Выбрать главу

Вкратце суть этой двойственной по знаку рецепции ивановских идей состоит в следующем. Согласно исходному общеязыковому постулату, обоснование которого проведено Булгаковым в первой части его книги, все слова по природе своей суть символы, и не в ознаменовательном смысле, а в абсолютном – как нераздельные сращения идеального и реального. Для так понимаемых слов-символов нет никакого «prius»"a – стоящего за ними и их обосновывающего «слоя»; они сами оказываются исходными первоэлементами мысли и речи. Слова-символы понимаются здесь как непосредственные носители силы (энергии) трансцендентно-идеального, а не как только форма, «сквозь» которую течет энергия реальности (ФиБ, 23, 26). В сознании человека вспыхивают сами себя возвещающие первослова как символы и даже мифы идеального мира (ФиБ, 34). Ивановский ознаменовательный символизм, как это и отметил сам Булгаков, не столь радикален. Слова не являются, по Иванову, непосредственно символами; слова обладают потенциальной символической силой, и лишь некоторые из них могут стать символами, но и в этом случае они не становятся сами по себе – вне, скажем, мифа – непосредственными носителями энергии высшего порядка, нераздельно сращенными с нею. За ивановскими символами имеется некий «prius», по отношению к которому они оказываются вторичной языковой проекцией. В булгаковских координатах такое понимание есть уже не собственно символизм, а конвенциональная теория с установкой на непрямое, вторичное выражение идеальной сферы.

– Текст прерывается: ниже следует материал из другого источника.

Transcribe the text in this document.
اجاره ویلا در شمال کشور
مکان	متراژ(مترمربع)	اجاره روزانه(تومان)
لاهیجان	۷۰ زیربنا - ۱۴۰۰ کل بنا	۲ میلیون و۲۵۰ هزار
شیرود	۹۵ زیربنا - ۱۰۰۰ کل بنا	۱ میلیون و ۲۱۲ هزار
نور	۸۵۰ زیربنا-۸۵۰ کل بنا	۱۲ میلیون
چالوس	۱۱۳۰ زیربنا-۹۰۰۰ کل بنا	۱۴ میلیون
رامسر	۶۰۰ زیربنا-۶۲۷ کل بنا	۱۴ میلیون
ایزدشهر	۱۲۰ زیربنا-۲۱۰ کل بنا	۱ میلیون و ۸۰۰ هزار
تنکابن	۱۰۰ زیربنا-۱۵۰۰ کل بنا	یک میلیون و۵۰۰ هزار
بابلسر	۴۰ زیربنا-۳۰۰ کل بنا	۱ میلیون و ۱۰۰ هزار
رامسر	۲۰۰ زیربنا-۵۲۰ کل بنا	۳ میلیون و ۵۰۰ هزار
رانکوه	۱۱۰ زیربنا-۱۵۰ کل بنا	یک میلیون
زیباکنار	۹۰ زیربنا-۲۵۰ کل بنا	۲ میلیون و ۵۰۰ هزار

На этом, однако, диалог с Ивановым в ФиБ не кончился. В дальнейшем Булгаков переходит от проблемы слов вообще и их принципиально символической природы к особой проблеме имени. Именно здесь Булгаков фиксирует оригинальность имяславского мышления, согласно которому имя есть суждение. И, конечно, суждение особого рода. Функцию предиката (сказуемого) в таком именовательном суждении выполняют знаменательные слова (в простом случае – имена существительные), а функцию субъекта суждения (подлежащего) выполняют, по Булгакову, местоимения (я, ты, он, это и др.). Между субъектом и предикатом именовательного суждения стоит связка «есть» – своего рода агглютинирующий клей, сращивающий трансцендентные и имманентные слои реальности. Местоимение в позиции субъекта именовательного суждения понимается здесь как «мистический жест», указующий на реальную точку в бытии, которой придается данное имя. Мы именуем эту «точку» согласно узнаваемой в ней идее, а весь состав идей уже присутствует в нашем сознании как общие слова-символы, из которых нужно «вспомнить» необходимое в данном случае. Таким образом, предикат в именовательном суждении, то есть само имя, сохраняет ту абсолютную символическую природу, о которой Булгаков говорит в первом разделе книги и которой, по его мнению, лишены ивановские ознаменовательные символы, сближающиеся с конвенциональными знаками. Но субъект так понимаемого именовательного суждения неизбежно требует введения в абсолютный символизм первой главы неких дополнительных нюансов.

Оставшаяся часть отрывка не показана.